NASA Backs Electra's Work on eSTOL Blown Lift Technology

NASA has awarded Electra.aero a contract to support the development of its “blown lift” technology, which it intends to use for its planned eSTOL aircraft. Under NASA’s Small Business Technology Transfer program, Electra is working with a team led by Alejandra Uranga, Gabilian assistant professor at the University of Southern California’s Department of Aerospace and Mechanical Engineering.

According to the Virginia-based company, it will be ready to start flight testing a full-scale hybrid-electric technology demonstrator in 2022 as it progresses towards anticipated type certification in 2026. The aircraft, which will use a 150-kW turbogenerator to power eight electric motors and charge a set of batteries, is intended to carry up to seven passengers and a pilot on flights of up to 500 miles.

Electra plans that the eSTOL model will be able to land and take off in just 150 feet of runway, which director of technology and innovation Ben Marchionna said, “really pushes today’s aerodynamic technology to its limits.” The start-up envisages the aircraft being used for sub-regional passenger services, as well as so-called middle-mile cargo movements and emergency medical support operations.
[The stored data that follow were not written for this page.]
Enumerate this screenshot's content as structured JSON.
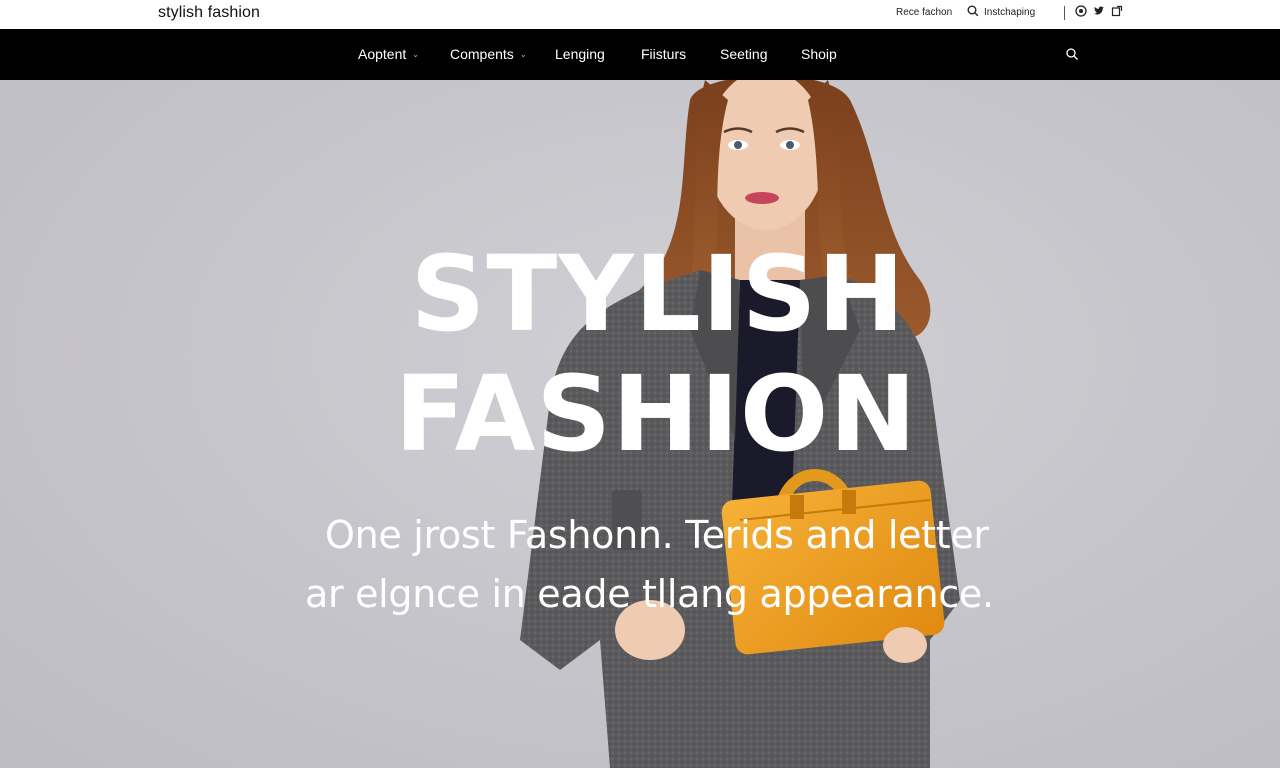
{
  "header": {
    "brand": "stylish fashion",
    "util_free": "Rece fachon",
    "util_instant": "Instchaping",
    "social": [
      "instagram-icon",
      "twitter-icon",
      "share-icon"
    ]
  },
  "nav": {
    "items": [
      {
        "label": "Aoptent",
        "has_dropdown": true
      },
      {
        "label": "Compents",
        "has_dropdown": true
      },
      {
        "label": "Lenging",
        "has_dropdown": false
      },
      {
        "label": "Fiisturs",
        "has_dropdown": false
      },
      {
        "label": "Seeting",
        "has_dropdown": false
      },
      {
        "label": "Shoip",
        "has_dropdown": false
      }
    ],
    "caret": "⌄"
  },
  "hero": {
    "title_line1": "STYLISH",
    "title_line2": "FASHION",
    "subtitle_line1": "One jrost Fashonn. Terids and letter",
    "subtitle_line2": "ar elgnce in eade tllang appearance."
  },
  "colors": {
    "topbar_bg": "#ffffff",
    "nav_bg": "#000000",
    "hero_bg": "#c8c7cc",
    "coat": "#5a5a5c",
    "bag": "#f2a01e",
    "hair": "#8a4a22"
  }
}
“Even the best computational flow dynamics-based blown lift and distributed electric propulsion models today lack validation against full-scale vehicles for these unique configurations,” said professor Uranga. “Current computational methods can predict some limited blown lift flow fields in three dimensions, but the large eSTOL design space compared to conventional aircraft means that fast, trusted, low-order methods are needed to rapidly evaluate design choices. This contract will help us develop those methods.”